March 30, 2018 Practice Points

Fifth Circuit Reverses Course on Deference Afforded to Plan Administrators in ERISA Benefit Disputes

The Ariana M. decision reflects the growing trend of states attempting to curtail discretion by plan administrators

by Laura J. Grabouski

On March 1, 2018, the Fifth Circuit reversed its long-standing but much criticized holding on the appropriate standard of review in ERISA disputes. See Ariana M. v. Humana Health Plan of Tex, Inc., No. 16-20174, (5th Cir. Mar. 1, 2018) (en banc). The genesis of the decision was the enactment of a Texas statute in 2011 which prohibits the use of discretionary clauses, i.e., clauses delegating discretionary authority to a plan administrator, in accident, health, and life insurance policies (among others). See Tex. Ins. Code § 1701.062. That law in turn was a response to the ubiquitous inclusion of such clauses in ERISA policies following the United States Supreme Court’s decision in Firestone Tire & Rubber Co. v. Bruch, 489 U.S. 101 (1989). In Firestone, the Supreme Court held that the default standard of review in ERISA benefits dispute is de novo unless the plan gives the administrator discretionary authority.

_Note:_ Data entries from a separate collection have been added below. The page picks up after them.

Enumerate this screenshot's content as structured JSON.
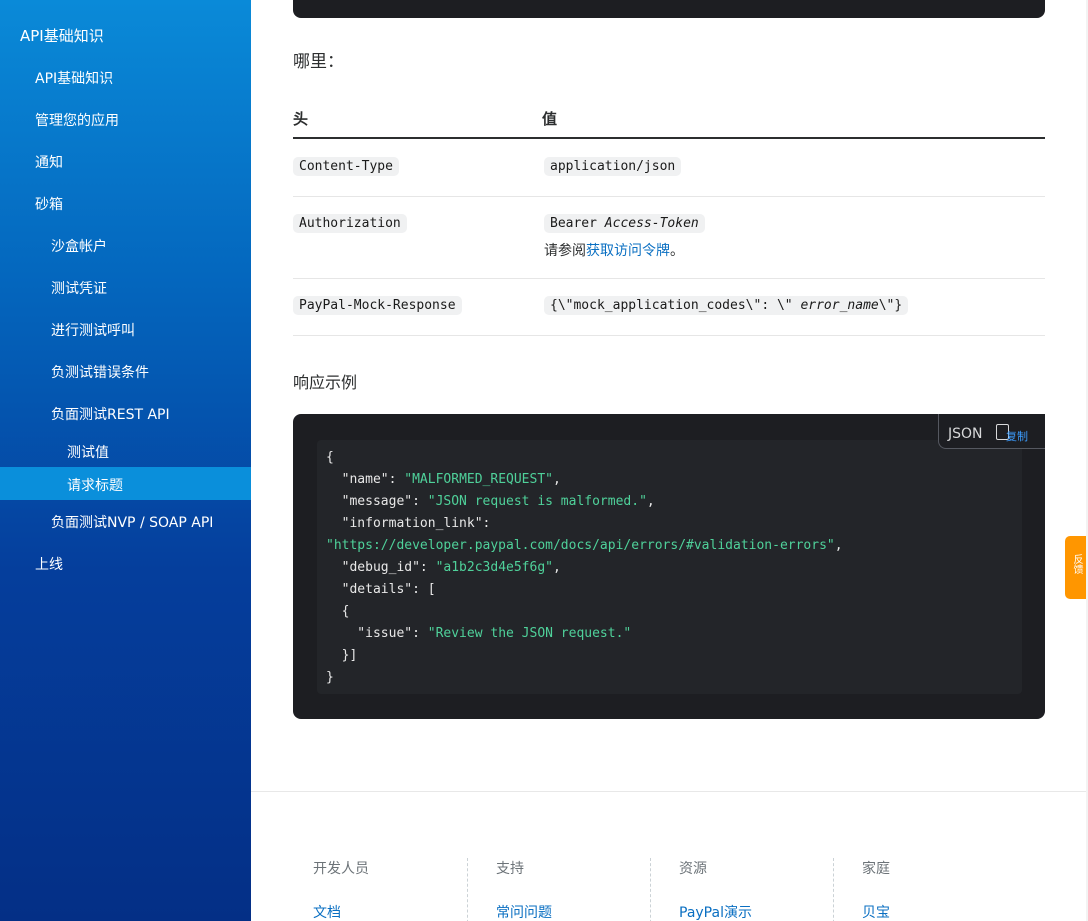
{
  "sidebar": {
    "items": [
      {
        "label": "API基础知识"
      },
      {
        "label": "API基础知识"
      },
      {
        "label": "管理您的应用"
      },
      {
        "label": "通知"
      },
      {
        "label": "砂箱"
      },
      {
        "label": "沙盒帐户"
      },
      {
        "label": "测试凭证"
      },
      {
        "label": "进行测试呼叫"
      },
      {
        "label": "负测试错误条件"
      },
      {
        "label": "负面测试REST API"
      },
      {
        "label": "测试值"
      },
      {
        "label": "请求标题"
      },
      {
        "label": "负面测试NVP / SOAP API"
      },
      {
        "label": "上线"
      }
    ]
  },
  "content": {
    "where_label": "哪里：",
    "table": {
      "headers": [
        "头",
        "值"
      ],
      "rows": [
        {
          "header": "Content-Type",
          "value": "application/json"
        },
        {
          "header": "Authorization",
          "value_prefix": "Bearer ",
          "value_italic": "Access-Token",
          "note_prefix": "请参阅",
          "note_link": "获取访问令牌",
          "note_suffix": "。"
        },
        {
          "header": "PayPal-Mock-Response",
          "value_prefix": "{\\\"mock_application_codes\\\": \\\" ",
          "value_italic": "error_name",
          "value_suffix": "\\\"}"
        }
      ]
    },
    "response_label": "响应示例",
    "code_tab": {
      "lang": "JSON",
      "copy": "复制"
    }
  },
  "colors": {
    "sidebar_top": "#0a8ad8",
    "sidebar_bottom": "#042f86",
    "sidebar_active": "#0a8fdb",
    "code_bg": "#1d1e22",
    "code_string": "#4fd19a",
    "link": "#0a6fc2",
    "feedback": "#ff9600"
  },
  "footer": {
    "columns": [
      {
        "head": "开发人员",
        "link": "文档"
      },
      {
        "head": "支持",
        "link": "常问问题"
      },
      {
        "head": "资源",
        "link": "PayPal演示"
      },
      {
        "head": "家庭",
        "link": "贝宝"
      }
    ]
  },
  "feedback": {
    "label": "反馈"
  },
  "icons": {
    "copy": "copy-icon"
  }
}
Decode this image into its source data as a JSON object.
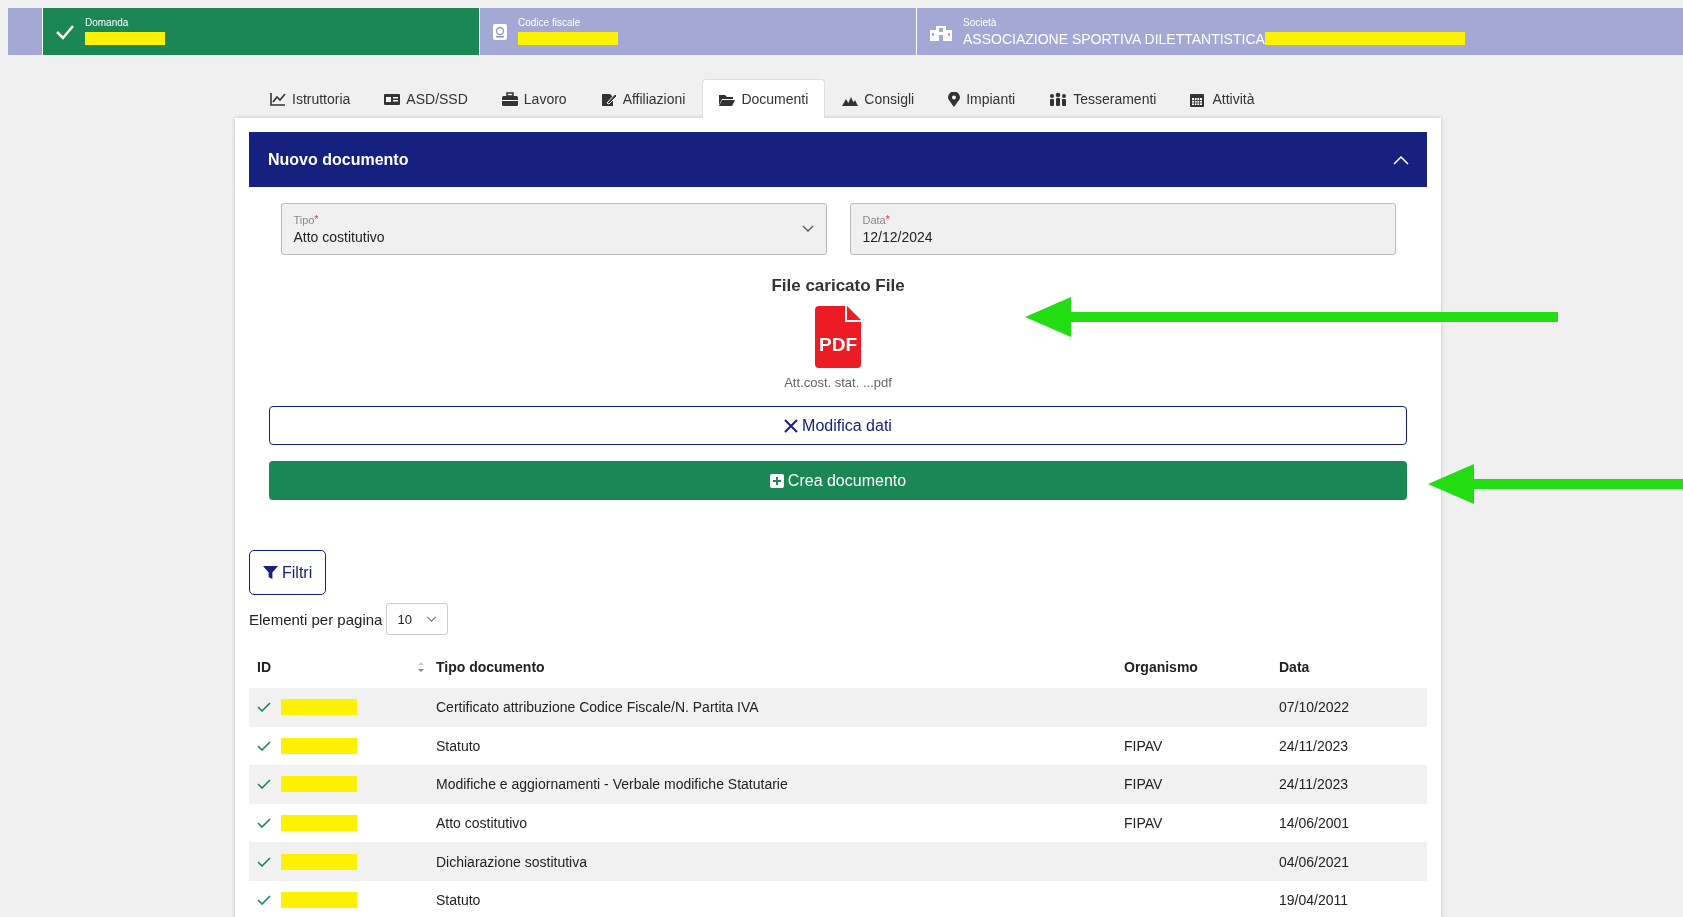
{
  "steps": [
    {
      "label": "Domanda",
      "completed": true,
      "redacted": true
    },
    {
      "label": "Codice fiscale",
      "completed": false,
      "redacted": true
    },
    {
      "label": "Società",
      "completed": false,
      "value": "ASSOCIAZIONE SPORTIVA DILETTANTISTICA",
      "redacted": true
    }
  ],
  "tabs": [
    {
      "label": "Istruttoria",
      "selected": false
    },
    {
      "label": "ASD/SSD",
      "selected": false
    },
    {
      "label": "Lavoro",
      "selected": false
    },
    {
      "label": "Affiliazioni",
      "selected": false
    },
    {
      "label": "Documenti",
      "selected": true
    },
    {
      "label": "Consigli",
      "selected": false
    },
    {
      "label": "Impianti",
      "selected": false
    },
    {
      "label": "Tesseramenti",
      "selected": false
    },
    {
      "label": "Attività",
      "selected": false
    }
  ],
  "panel": {
    "title": "Nuovo documento",
    "expanded": true,
    "fields": [
      {
        "kind": "select",
        "label": "Tipo",
        "required_mark": "*",
        "value": "Atto costitutivo"
      },
      {
        "kind": "text",
        "label": "Data",
        "required_mark": "*",
        "value": "12/12/2024"
      }
    ],
    "upload": {
      "title": "File caricato File",
      "icon_text": "PDF",
      "file_name": "Att.cost. stat. ...pdf"
    },
    "buttons": [
      {
        "kind": "outline",
        "label": "Modifica dati"
      },
      {
        "kind": "primary",
        "label": "Crea documento"
      }
    ]
  },
  "filter_button": "Filtri",
  "page_size": {
    "label": "Elementi per pagina",
    "value": "10"
  },
  "table": {
    "columns": [
      "ID",
      "Tipo documento",
      "Organismo",
      "Data"
    ],
    "rows": [
      {
        "tipo": "Certificato attribuzione Codice Fiscale/N. Partita IVA",
        "data": "07/10/2022"
      },
      {
        "tipo": "Statuto",
        "organismo": "FIPAV",
        "data": "24/11/2023"
      },
      {
        "tipo": "Modifiche e aggiornamenti - Verbale modifiche Statutarie",
        "organismo": "FIPAV",
        "data": "24/11/2023"
      },
      {
        "tipo": "Atto costitutivo",
        "organismo": "FIPAV",
        "data": "14/06/2001"
      },
      {
        "tipo": "Dichiarazione sostitutiva",
        "data": "04/06/2021"
      },
      {
        "tipo": "Statuto",
        "data": "19/04/2011"
      }
    ]
  },
  "annotations": [
    {
      "kind": "arrow"
    },
    {
      "kind": "arrow"
    }
  ]
}
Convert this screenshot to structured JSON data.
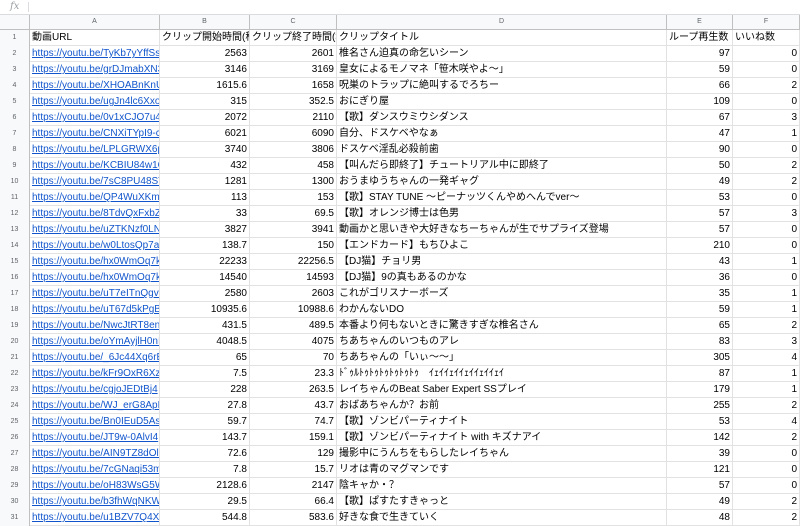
{
  "formula_bar": {
    "fx_label": "fx",
    "value": ""
  },
  "columns": [
    "A",
    "B",
    "C",
    "D",
    "E",
    "F"
  ],
  "header_row": [
    "動画URL",
    "クリップ開始時間(秒)",
    "クリップ終了時間(秒)",
    "クリップタイトル",
    "ループ再生数",
    "いいね数"
  ],
  "rows": [
    [
      "https://youtu.be/TyKb7yYffSs",
      "2563",
      "2601",
      "椎名さん迫真の命乞いシーン",
      "97",
      "0"
    ],
    [
      "https://youtu.be/grDJmabXN3o",
      "3146",
      "3169",
      "皇女によるモノマネ「笹木咲やよ〜」",
      "59",
      "0"
    ],
    [
      "https://youtu.be/XHOABnKnU1s",
      "1615.6",
      "1658",
      "呪巣のトラップに絶叫するでろちー",
      "66",
      "2"
    ],
    [
      "https://youtu.be/ugJn4lc6Xxo",
      "315",
      "352.5",
      "おにぎり屋",
      "109",
      "0"
    ],
    [
      "https://youtu.be/0v1xCJO7u4E",
      "2072",
      "2110",
      "【歌】ダンスウミウシダンス",
      "67",
      "3"
    ],
    [
      "https://youtu.be/CNXiTYpI9-c",
      "6021",
      "6090",
      "自分、ドスケベやなぁ",
      "47",
      "1"
    ],
    [
      "https://youtu.be/LPLGRWX6pm0",
      "3740",
      "3806",
      "ドスケベ淫乱必殺前歯",
      "90",
      "0"
    ],
    [
      "https://youtu.be/KCBIU84w1Q0",
      "432",
      "458",
      "【叫んだら即終了】チュートリアル中に即終了",
      "50",
      "2"
    ],
    [
      "https://youtu.be/7sC8PU48ST8",
      "1281",
      "1300",
      "おうまゆうちゃんの一発ギャグ",
      "49",
      "2"
    ],
    [
      "https://youtu.be/QP4WuXKmUNA",
      "113",
      "153",
      "【歌】STAY TUNE 〜ピーナッツくんやめへんでver〜",
      "53",
      "0"
    ],
    [
      "https://youtu.be/8TdvQxFxbZI",
      "33",
      "69.5",
      "【歌】オレンジ博士は色男",
      "57",
      "3"
    ],
    [
      "https://youtu.be/uZTKNzf0LNc",
      "3827",
      "3941",
      "動画かと思いきや大好きなちーちゃんが生でサプライズ登場",
      "57",
      "0"
    ],
    [
      "https://youtu.be/w0LtosQp7aE",
      "138.7",
      "150",
      "【エンドカード】もちひよこ",
      "210",
      "0"
    ],
    [
      "https://youtu.be/hx0WmOq7kUc",
      "22233",
      "22256.5",
      "【DJ猫】チョリ男",
      "43",
      "1"
    ],
    [
      "https://youtu.be/hx0WmOq7kUc",
      "14540",
      "14593",
      "【DJ猫】9の真もあるのかな",
      "36",
      "0"
    ],
    [
      "https://youtu.be/uT7eITnQgvY",
      "2580",
      "2603",
      "これがゴリスナーボーズ",
      "35",
      "1"
    ],
    [
      "https://youtu.be/uT67d5kPgB8",
      "10935.6",
      "10988.6",
      "わかんないDO",
      "59",
      "1"
    ],
    [
      "https://youtu.be/NwcJtRT8enI",
      "431.5",
      "489.5",
      "本番より何もないときに驚きすぎな椎名さん",
      "65",
      "2"
    ],
    [
      "https://youtu.be/oYmAyjlH0nI",
      "4048.5",
      "4075",
      "ちあちゃんのいつものアレ",
      "83",
      "3"
    ],
    [
      "https://youtu.be/_6Jc44Xq6rE",
      "65",
      "70",
      "ちあちゃんの「いぃ〜〜」",
      "305",
      "4"
    ],
    [
      "https://youtu.be/kFr9OxR6Xzc",
      "7.5",
      "23.3",
      "ﾄﾞｩﾙﾄｩﾄｩﾄｩﾄｩﾄｩﾄｩ　ｲｪｲｲｪｲｲｪｲｲｪｲｲｪｲ",
      "87",
      "1"
    ],
    [
      "https://youtu.be/cgjoJEDtBj4",
      "228",
      "263.5",
      "レイちゃんのBeat Saber Expert SSプレイ",
      "179",
      "1"
    ],
    [
      "https://youtu.be/WJ_erG8ApRw",
      "27.8",
      "43.7",
      "おばあちゃんか？お前",
      "255",
      "2"
    ],
    [
      "https://youtu.be/Bn0IEuD5As4",
      "59.7",
      "74.7",
      "【歌】ゾンビパーティナイト",
      "53",
      "4"
    ],
    [
      "https://youtu.be/JT9w-0AlvI4",
      "143.7",
      "159.1",
      "【歌】ゾンビパーティナイト with キズナアイ",
      "142",
      "2"
    ],
    [
      "https://youtu.be/AIN9TZ8dOlY",
      "72.6",
      "129",
      "撮影中にうんちをもらしたレイちゃん",
      "39",
      "0"
    ],
    [
      "https://youtu.be/7cGNaqi53mE",
      "7.8",
      "15.7",
      "リオは青のマグマンです",
      "121",
      "0"
    ],
    [
      "https://youtu.be/oH83WsG5WCE",
      "2128.6",
      "2147",
      "陰キャか・？",
      "57",
      "0"
    ],
    [
      "https://youtu.be/b3fhWqNKWnA",
      "29.5",
      "66.4",
      "【歌】ぱすたすきゃっと",
      "49",
      "2"
    ],
    [
      "https://youtu.be/u1BZV7Q4Xpk",
      "544.8",
      "583.6",
      "好きな食で生きていく",
      "48",
      "2"
    ]
  ]
}
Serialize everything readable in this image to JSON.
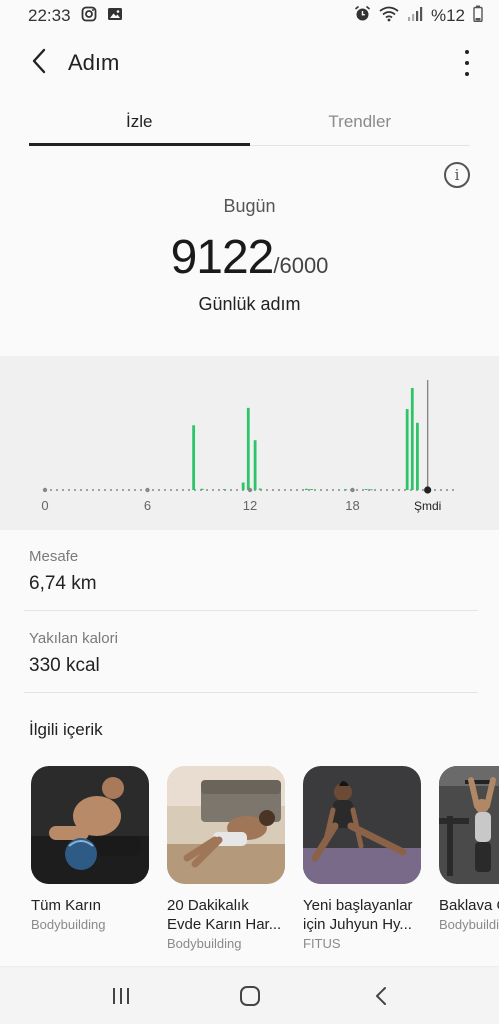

Id. at 115. The Fifth Circuit’s interpretation of Firestone was to limit it to legal interpretations; thus, regardless of whether an ERISA Plan included a delegation clause, factual determinations were reviewed for abuse of discretion. See Pierre v. Connecticut Gen. Life Ins. Co., 932 F.2d 1552, 1562 (5th Cir. 1991). Twenty-six years later, the court has revisited the resulting “bifurcated standard of review for challenges in our circuit to the denial of ERISA benefits.” Ariana M., slip opinion at p.2.